The High Court in London has this week been considering whether employees of an insolvent company automatically transfer to the purchaser of their employer’s business by an administrator.
The Employment Appeals Tribunal (EAT) had decided in February 2011, in the case of OTG v Barke, that employment rights transfer as a result of TUPE (Transfer of Undertaking (Protection of Employment) Regulations 2006). The case has now been appealed to the High Court.
Nick Moser, Head of Restructuring and Corporate Recovery at Taylor Wessing said: “The judgment will give clarity to the way banks and administrators restructure failing businesses. Most practitioners have assumed that the EAT in February came to the correct view and so the cost of transferring employees has already been priced into restructurings.
“Although upholding the EAT may appear to be good news for employees, the higher cost of buying a business could have a detrimental effect in the long run.”

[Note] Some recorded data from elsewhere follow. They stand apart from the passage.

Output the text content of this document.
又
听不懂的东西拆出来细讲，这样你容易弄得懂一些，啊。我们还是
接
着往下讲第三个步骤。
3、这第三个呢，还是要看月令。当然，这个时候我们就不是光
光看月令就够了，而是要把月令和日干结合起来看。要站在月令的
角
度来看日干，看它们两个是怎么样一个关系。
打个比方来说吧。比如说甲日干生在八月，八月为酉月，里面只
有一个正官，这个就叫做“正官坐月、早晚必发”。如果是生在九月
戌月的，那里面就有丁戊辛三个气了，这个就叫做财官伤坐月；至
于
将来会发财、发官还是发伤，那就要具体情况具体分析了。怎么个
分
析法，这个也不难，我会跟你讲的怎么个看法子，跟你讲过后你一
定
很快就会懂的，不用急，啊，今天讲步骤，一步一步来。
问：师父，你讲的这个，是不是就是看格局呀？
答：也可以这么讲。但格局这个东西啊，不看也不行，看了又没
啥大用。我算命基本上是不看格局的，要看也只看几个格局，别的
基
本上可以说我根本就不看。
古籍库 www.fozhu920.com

Sean Nesbitt, Head of Employment at law firm Taylor Wessing added: “The principle of OTG v Barke provided certainty with its bright-line approach and presumption that the purpose behind administration is rescue.
“If the court reverts to a more fact based approach, it may enable a better quality of justice where administration was not for the purpose of rescue, however, this will be at the expense of certainty. Certainty benefits the responsible insolvency practitioner and whilst the employment costs of transactions post OTG v Barke may have increased, this in itself is a useful tool for identifying viable acquisitions and reducing the scope for financial engineering.”
The High Court’s judgment is expected shortly.